Pandoc vs MarkItDown: Two Tools, Two Eras

Pandoc has been the gold standard for document conversion for nearly two decades. But there’s a newer tool from Microsoft called MarkItDown, and while the names sound like they do similar things, they were built for completely different reasons.

Pandoc is a universal document converter designed for human publishing. It converts almost any format into almost any other format while preserving complex typography, citations, and formatting. MarkItDown is a specialized extraction tool designed for AI. It converts various files strictly into Markdown so that LLMs and RAG pipelines can read and process the text.

Same input files, very different goals.

Pandoc: The Universal Translator

Pandoc has been around since 2006, written in Haskell, and it operates on an Abstract Syntax Tree. It reads a document, builds a complex internal model of its structure, and then translates that structure into your desired output. We’re talking 40+ output formats here. PDF, Word, HTML, LaTeX, EPUB, you name it.

Where it really shines is academic and technical writing. It natively understands LaTeX math, footnotes, bibliographies, and cross-referencing. You can turn a Word doc into Markdown, edit it, and use Pandoc to turn it back into a perfectly formatted PDF. Two-way conversion that actually works.

You can also write custom filters in Lua or Python to programmatically alter documents during conversion. Want to automatically downgrade all your H2s to H3s? Pandoc has you covered.

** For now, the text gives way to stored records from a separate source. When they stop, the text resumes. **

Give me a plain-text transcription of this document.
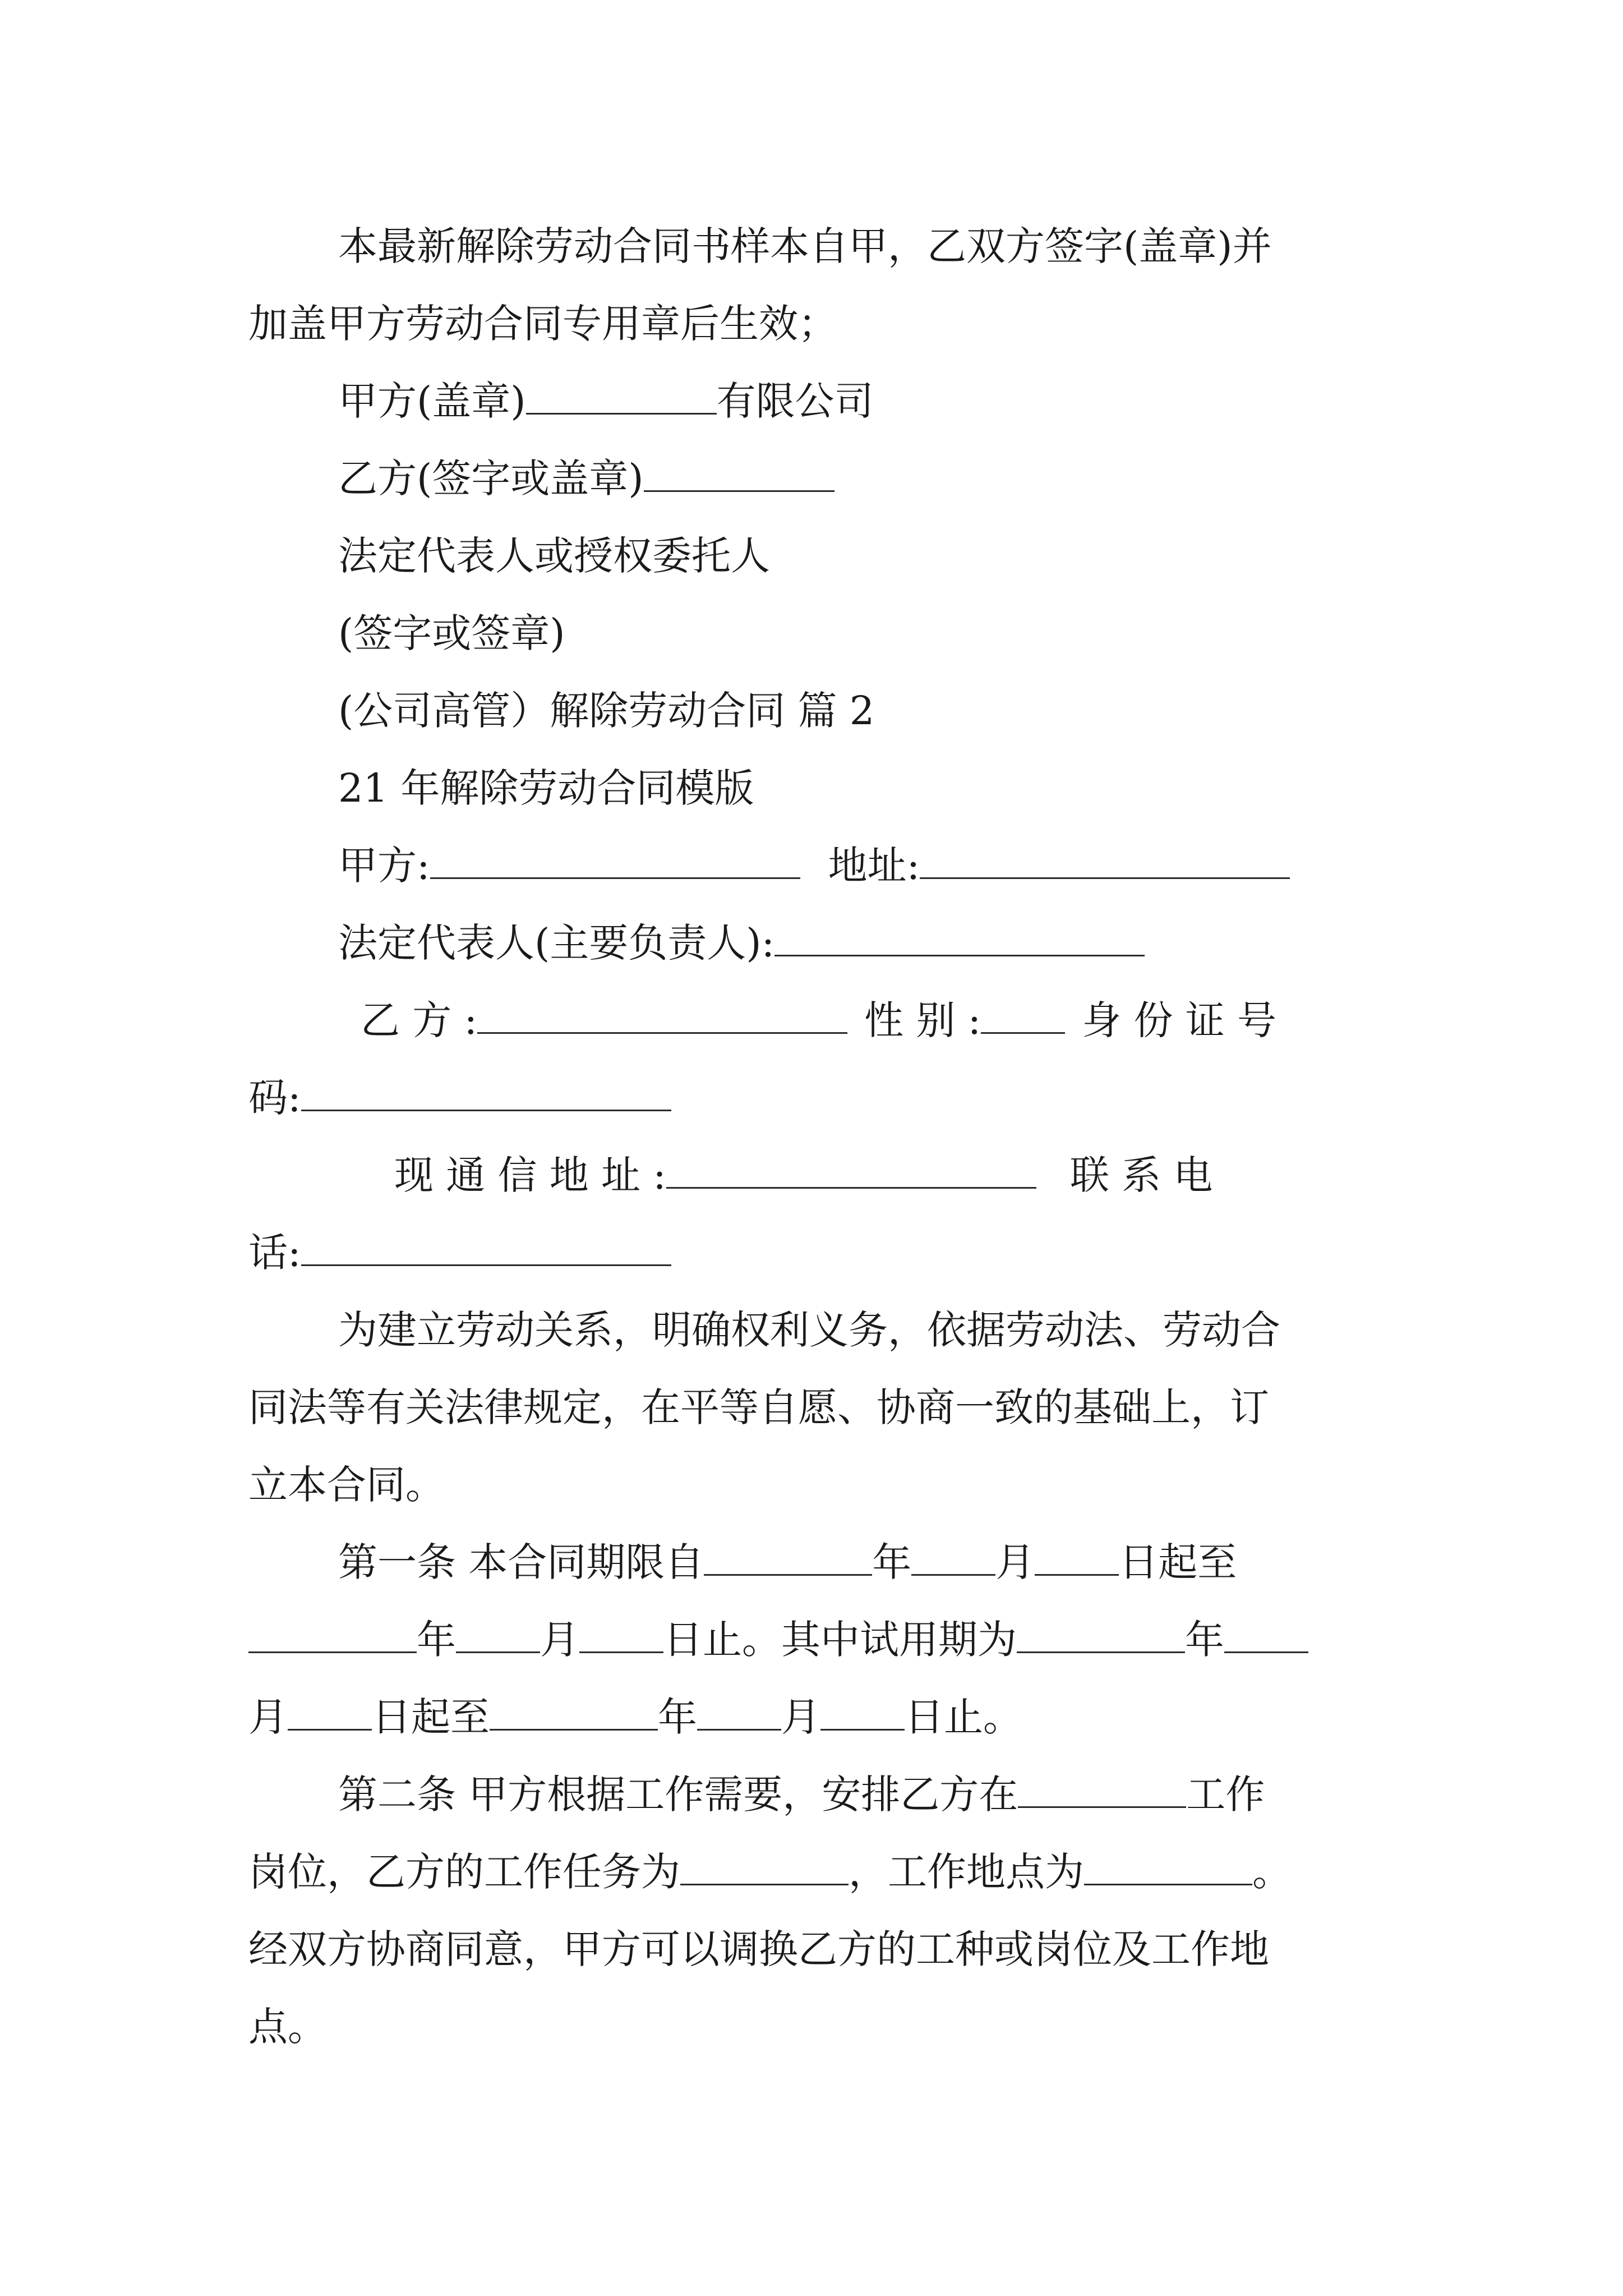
本最新解除劳动合同书样本自甲，乙双方签字(盖章)并

加盖甲方劳动合同专用章后生效；

甲方(盖章)	有限公司

乙方(签字或盖章)

法定代表人或授权委托人

(签字或签章)

(公司高管）解除劳动合同 篇 2

21 年解除劳动合同模版

甲方:	地址:

法定代表人(主要负责人):

乙 方 :	性 别 :	身 份 证 号

码:

现 通 信 地 址 :	联 系 电

话:

为建立劳动关系，明确权利义务，依据劳动法、劳动合

同法等有关法律规定，在平等自愿、协商一致的基础上，订

立本合同。

第一条 本合同期限自	年 月 日起至

年 月 日止。其中试用期为	年

月 日起至	年 月 日止。

第二条 甲方根据工作需要，安排乙方在	工作

岗位，乙方的工作任务为	，工作地点为	。

经双方协商同意，甲方可以调换乙方的工种或岗位及工作地

点。
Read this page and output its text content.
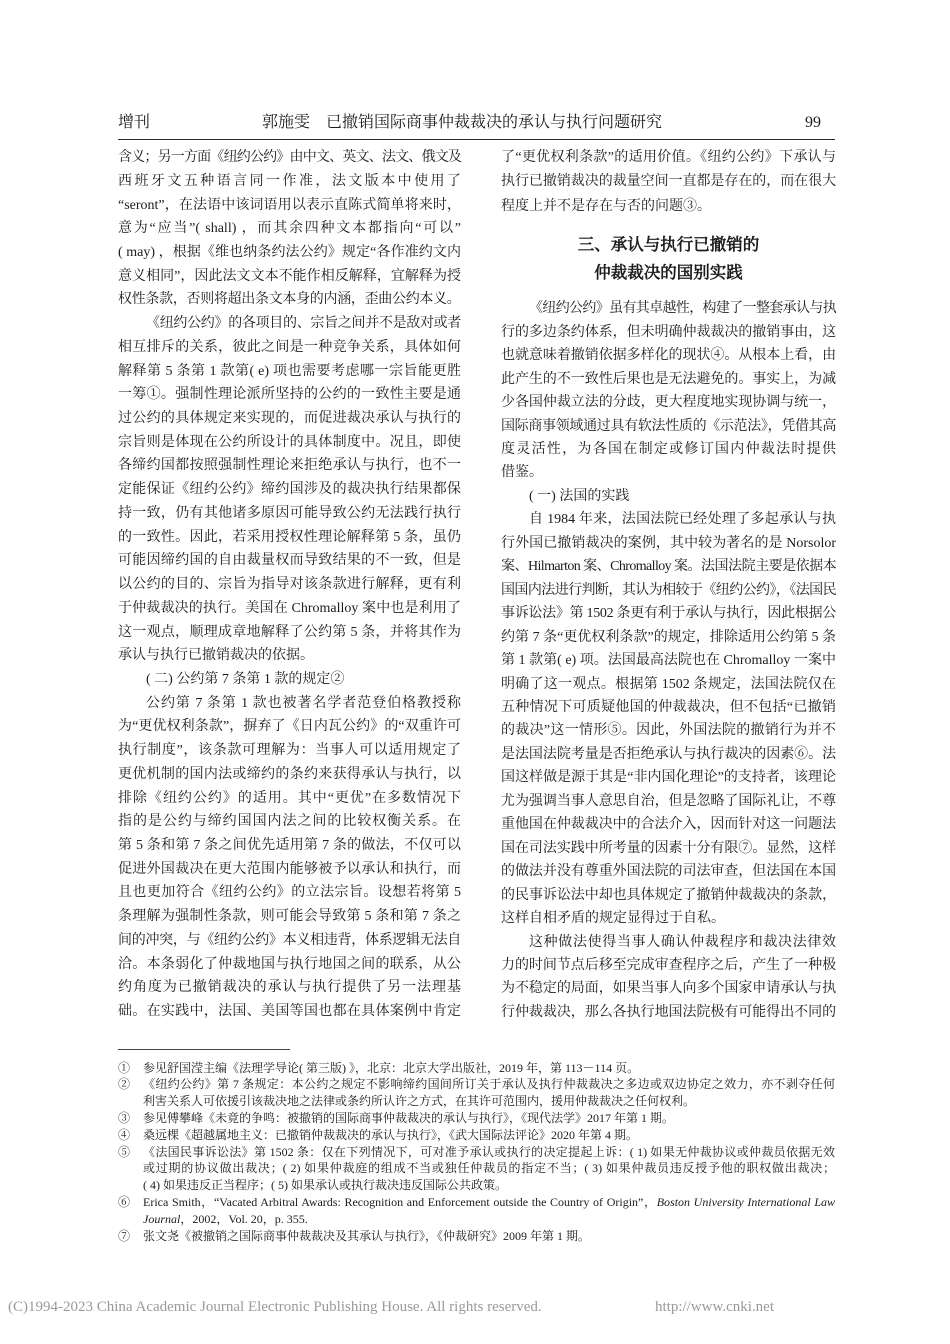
增刊	郭施雯　已撤销国际商事仲裁裁决的承认与执行问题研究	99
含义；另一方面《纽约公约》由中文、英文、法文、俄文及
西班牙文五种语言同一作准，法文版本中使用了
“seront”，在法语中该词语用以表示直陈式简单将来时，
意为“应当”( shall) ，而其余四种文本都指向“可以”
( may) ，根据《维也纳条约法公约》规定“各作准约文内
意义相同”，因此法文文本不能作相反解释，宜解释为授
权性条款，否则将超出条文本身的内涵，歪曲公约本义。
《纽约公约》的各项目的、宗旨之间并不是敌对或者
相互排斥的关系，彼此之间是一种竞争关系，具体如何
解释第 5 条第 1 款第( e) 项也需要考虑哪一宗旨能更胜
一筹①。强制性理论派所坚持的公约的一致性主要是通
过公约的具体规定来实现的，而促进裁决承认与执行的
宗旨则是体现在公约所设计的具体制度中。况且，即使
各缔约国都按照强制性理论来拒绝承认与执行，也不一
定能保证《纽约公约》缔约国涉及的裁决执行结果都保
持一致，仍有其他诸多原因可能导致公约无法践行执行
的一致性。因此，若采用授权性理论解释第 5 条，虽仍
可能因缔约国的自由裁量权而导致结果的不一致，但是
以公约的目的、宗旨为指导对该条款进行解释，更有利
于仲裁裁决的执行。美国在 Chromalloy 案中也是利用了
这一观点，顺理成章地解释了公约第 5 条，并将其作为
承认与执行已撤销裁决的依据。
( 二) 公约第 7 条第 1 款的规定②
公约第 7 条第 1 款也被著名学者范登伯格教授称
为“更优权利条款”，摒弃了《日内瓦公约》的“双重许可
执行制度”，该条款可理解为：当事人可以适用规定了
更优机制的国内法或缔约的条约来获得承认与执行，以
排除《纽约公约》的适用。其中“更优”在多数情况下
指的是公约与缔约国国内法之间的比较权衡关系。在
第 5 条和第 7 条之间优先适用第 7 条的做法，不仅可以
促进外国裁决在更大范围内能够被予以承认和执行，而
且也更加符合《纽约公约》的立法宗旨。设想若将第 5
条理解为强制性条款，则可能会导致第 5 条和第 7 条之
间的冲突，与《纽约公约》本义相违背，体系逻辑无法自
洽。本条弱化了仲裁地国与执行地国之间的联系，从公
约角度为已撤销裁决的承认与执行提供了另一法理基
础。在实践中，法国、美国等国也都在具体案例中肯定
了“更优权利条款”的适用价值。《纽约公约》下承认与
执行已撤销裁决的裁量空间一直都是存在的，而在很大
程度上并不是存在与否的问题③。
三、承认与执行已撤销的
仲裁裁决的国别实践
《纽约公约》虽有其卓越性，构建了一整套承认与执
行的多边条约体系，但未明确仲裁裁决的撤销事由，这
也就意味着撤销依据多样化的现状④。从根本上看，由
此产生的不一致性后果也是无法避免的。事实上，为减
少各国仲裁立法的分歧，更大程度地实现协调与统一，
国际商事领域通过具有软法性质的《示范法》，凭借其高
度灵活性，为各国在制定或修订国内仲裁法时提供
借鉴。
( 一) 法国的实践
自 1984 年来，法国法院已经处理了多起承认与执
行外国已撤销裁决的案例，其中较为著名的是 Norsolor
案、Hilmarton 案、Chromalloy 案。法国法院主要是依据本
国国内法进行判断，其认为相较于《纽约公约》，《法国民
事诉讼法》第 1502 条更有利于承认与执行，因此根据公
约第 7 条“更优权利条款”的规定，排除适用公约第 5 条
第 1 款第( e) 项。法国最高法院也在 Chromalloy 一案中
明确了这一观点。根据第 1502 条规定，法国法院仅在
五种情况下可质疑他国的仲裁裁决，但不包括“已撤销
的裁决”这一情形⑤。因此，外国法院的撤销行为并不
是法国法院考量是否拒绝承认与执行裁决的因素⑥。法
国这样做是源于其是“非内国化理论”的支持者，该理论
尤为强调当事人意思自治，但是忽略了国际礼让，不尊
重他国在仲裁裁决中的合法介入，因而针对这一问题法
国在司法实践中所考量的因素十分有限⑦。显然，这样
的做法并没有尊重外国法院的司法审查，但法国在本国
的民事诉讼法中却也具体规定了撤销仲裁裁决的条款，
这样自相矛盾的规定显得过于自私。
这种做法使得当事人确认仲裁程序和裁决法律效
力的时间节点后移至完成审查程序之后，产生了一种极
为不稳定的局面，如果当事人向多个国家申请承认与执
行仲裁裁决，那么各执行地国法院极有可能得出不同的
①	参见舒国滢主编《法理学导论( 第三版) 》，北京：北京大学出版社，2019 年，第 113－114 页。
②	《纽约公约》第 7 条规定：本公约之规定不影响缔约国间所订关于承认及执行仲裁裁决之多边或双边协定之效力，亦不剥夺任何
利害关系人可依援引该裁决地之法律或条约所认许之方式，在其许可范围内，援用仲裁裁决之任何权利。
③	参见傅攀峰《未竟的争鸣：被撤销的国际商事仲裁裁决的承认与执行》，《现代法学》2017 年第 1 期。
④	桑远棵《超越属地主义：已撤销仲裁裁决的承认与执行》，《武大国际法评论》2020 年第 4 期。
⑤	《法国民事诉讼法》第 1502 条：仅在下列情况下，可对准予承认或执行的决定提起上诉：( 1) 如果无仲裁协议或仲裁员依据无效
或过期的协议做出裁决；( 2) 如果仲裁庭的组成不当或独任仲裁员的指定不当；( 3) 如果仲裁员违反授予他的职权做出裁决；
( 4) 如果违反正当程序；( 5) 如果承认或执行裁决违反国际公共政策。
⑥	Erica Smith，“Vacated Arbitral Awards: Recognition and Enforcement outside the Country of Origin”，Boston University International Law
Journal，2002，Vol. 20，p. 355.
⑦	张文尧《被撤销之国际商事仲裁裁决及其承认与执行》，《仲裁研究》2009 年第 1 期。
(C)1994-2023 China Academic Journal Electronic Publishing House. All rights reserved.	http://www.cnki.net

MarkItDown: The LLM Feeder

MarkItDown was released by Microsoft in late 2024 to solve a very modern problem. LLMs need clean, structured text to “read” documents, but corporate data is locked inside messy formats like multi-tab Excel spreadsheets, image-heavy PowerPoints, and ZIP archives.

It’s a Python library first, CLI second. It drops into your scripts in a few lines of code, which makes it easy to wire up with LangChain, LlamaIndex, or raw API calls. The output is always Markdown. That’s it. No PDF generation, no Word docs, no EPUB. Just clean text that an AI can process.

The interesting trick is what it does with images and audio. Feed it a PDF with diagrams and MarkItDown can connect to an LLM like GPT-4o to look at the image and write a Markdown description of what it sees. It can also transcribe audio files. That’s a fundamentally different approach from Pandoc, which preserves images as files rather than describing them.

Quick Comparison

Feature Pandoc MarkItDown
Primary Goal Universal document conversion Document ingestion for AI
Output Formats 40+ (PDF, Word, HTML, LaTeX, etc.) Only Markdown
Language Haskell (standalone CLI) Python (library-first)
Image Handling Preserves and extracts image files Uses OCR/LLM Vision to describe images as text
Complex Formatting Citations, bibliographies, LaTeX math, custom filters Basic structural support (headings, tables, slides)

So Which One Do You Want?

Pandoc if you’re writing a book, research paper, or blog and need polished output in multiple formats. If you need to maintain citations, complex formatting, or convert files out of Markdown into something else, Pandoc is your tool.

MarkItDown if you’re building an AI agent, chatbot, or search tool and need to extract text from a pile of PDFs, Excel files, and PowerPoints. If you only care about getting raw structured text and don’t care about the visual layout of the original document, MarkItDown is purpose-built for that.

They’re not competitors. Pandoc is for publishing. MarkItDown is for feeding AI. Pick the one that matches what you’re actually trying to do.